Early Tafl Games

Post Reply
Mark
Posts: 5
Joined: Sun Mar 20, 2022 4:52 pm

Early Tafl Games

Post by Mark » Sun Mar 20, 2022 9:09 pm

Wikipedia claims the Tafl games likely descended from Ludus latrunculorum, but no source is given, and the rules for Ludus seem rather different. Can anyone offer some insight about possible precursors to Tafl? And, are there any opinions about what the earliest Tafl game might have looked like?

I think there's reason to suspect the earliest Tafl games had small boards with few pieces, since those are simple to design. Even drawing a board on the ground becomes quite a production for a 13x13 game; 7x7 and 9x9 seem more likely. And although simpler rulesets may predate more complicated games, it's not much strain on the imagination to come up with special squares for corner escape, the way we see in Brandubh.

What's strange about this is that it's generally believed that the Scandinavians played the first Tafl games, and their boards were larger. How likely is it that they actually took Hnefatafl from the Celts or some other group who had the first Tafl games?

dashstofsk
Posts: 21
Joined: Thu Jan 21, 2021 9:00 pm
Location: Gloucester, Great Britain
Contact:

Re: Early Tafl Games

Post by dashstofsk » Tue Mar 29, 2022 3:37 pm

What you are suggesting might possibly be true. But my own reading of the available evidence doesn't give a clear picture how these games evolved. Few records were kept during the Dark Ages and so much of our knowledge can only be guessed. Almost every society in the ancient world had board games, and the number of such games appears to be very big, so it might well be that the king-in-the-centre games were a Scandinavian invention that perhaps borrowed the custodial capture mechanism from Roman games. I suspect also the smaller boards ( 7x7, 9x9 ) might have been the standard size, and that the larger and better crafted boards would have been owned by people with wealth and status in their community.
Last edited by dashstofsk on Mon Apr 11, 2022 6:39 pm, edited 1 time in total.

Mark
Posts: 5
Joined: Sun Mar 20, 2022 4:52 pm

Re: Early Tafl Games

Post by Mark » Sun Apr 10, 2022 8:39 pm

Perhaps the most important question to ask is, "How connected were the people of Northern Europe to the Old World culture-stream?" Clearly they were cut off from most of China, Sub Saharan Africa, and the New World. But did trade, migration, conquest, and general communication from one region to another permit collaboration between Northern Europe and the Mediterranean?

If the answer is "they were well connected," then maybe the wisest thing to say is that the Scandinavians took the inspiration for Tafl games from Mediterranean region in just the same way that they took the inspiration for their Runic script from Latin. Then, medium (and perhaps larger) boards in Scandinavia make sense as the origin. And really, I have admit that this does seem more likely.

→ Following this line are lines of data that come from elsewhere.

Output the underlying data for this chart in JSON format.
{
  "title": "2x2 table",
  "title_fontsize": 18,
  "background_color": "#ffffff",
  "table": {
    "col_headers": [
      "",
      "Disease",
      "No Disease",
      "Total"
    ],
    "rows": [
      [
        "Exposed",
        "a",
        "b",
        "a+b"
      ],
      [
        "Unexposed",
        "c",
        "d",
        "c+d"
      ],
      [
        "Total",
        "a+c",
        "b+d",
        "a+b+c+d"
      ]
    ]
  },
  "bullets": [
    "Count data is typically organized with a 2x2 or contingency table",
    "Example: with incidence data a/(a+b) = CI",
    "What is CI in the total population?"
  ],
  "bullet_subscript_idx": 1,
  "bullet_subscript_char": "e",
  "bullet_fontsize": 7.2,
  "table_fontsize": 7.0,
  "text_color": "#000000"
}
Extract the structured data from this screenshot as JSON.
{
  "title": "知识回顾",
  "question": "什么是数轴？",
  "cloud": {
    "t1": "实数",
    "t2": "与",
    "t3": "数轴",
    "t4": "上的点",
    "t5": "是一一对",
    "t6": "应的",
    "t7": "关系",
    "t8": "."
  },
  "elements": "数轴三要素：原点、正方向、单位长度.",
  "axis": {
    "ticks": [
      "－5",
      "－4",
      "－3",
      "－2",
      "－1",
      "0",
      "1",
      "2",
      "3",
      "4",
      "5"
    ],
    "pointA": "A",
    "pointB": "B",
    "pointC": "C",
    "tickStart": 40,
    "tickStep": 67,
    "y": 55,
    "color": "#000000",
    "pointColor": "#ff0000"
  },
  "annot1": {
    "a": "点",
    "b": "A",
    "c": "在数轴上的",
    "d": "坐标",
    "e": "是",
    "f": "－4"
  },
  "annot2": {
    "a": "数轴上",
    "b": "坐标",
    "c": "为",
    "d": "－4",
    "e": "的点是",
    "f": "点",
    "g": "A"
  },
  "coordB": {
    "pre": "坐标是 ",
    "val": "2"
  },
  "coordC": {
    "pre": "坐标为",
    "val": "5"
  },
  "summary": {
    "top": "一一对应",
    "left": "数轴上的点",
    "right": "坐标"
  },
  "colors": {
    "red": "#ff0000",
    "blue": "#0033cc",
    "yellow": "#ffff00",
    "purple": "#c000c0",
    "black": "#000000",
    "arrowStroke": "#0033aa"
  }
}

Greek black-figure pottery has been found in Halstatt graves dating from the 2nd Millennium BC; how hard would it be for a few game-boards on wood or sheepskin to make their way across Europe to serve as the basis for a family of Tafl games?

But if that's true, then there needs to be some Mediterranean game (or games) that functioned as a seed for the Tafl family. Interesting to ask whether this might someday be clearly identified. And if there isn't such a seed, then the game may still have been an indigenous invention, coming from no more than the near-universal sense that two people take turns moving pieces on a playing field. In this case, I think it would probably be a smaller board, more likely starting among the Celts.

dashstofsk
Posts: 21
Joined: Thu Jan 21, 2021 9:00 pm
Location: Gloucester, Great Britain
Contact:

Re: Early Tafl Games

Post by dashstofsk » Mon Apr 11, 2022 8:18 pm

History seems to show that Europe was more connected than is commonly imagined. The Wikipedia entry for King Alfred the Great ( 848(?)-899 ) tells that Alfred had embassies in Rome, to which he also made pilgrimages, enjoyed foreign relationships with Jerusalem and Ireland. For all that to happen there must have been trade routes across Europe along which ideas and goods travelled. Games could have migrated by the same routes, and possibly undergone a change at each migration. It seems unlikely that we will every find out who first thought to put the King in the centre.

One idea to ponder: the 7x7 Tafl board could possibly have evolved from the board for Merels ( Mill, Nine Men's Morris ) from Roman times. Perhaps someone somewhere decided to try something new, extended all the lines to the edges and found a new way to play Fox and Geese.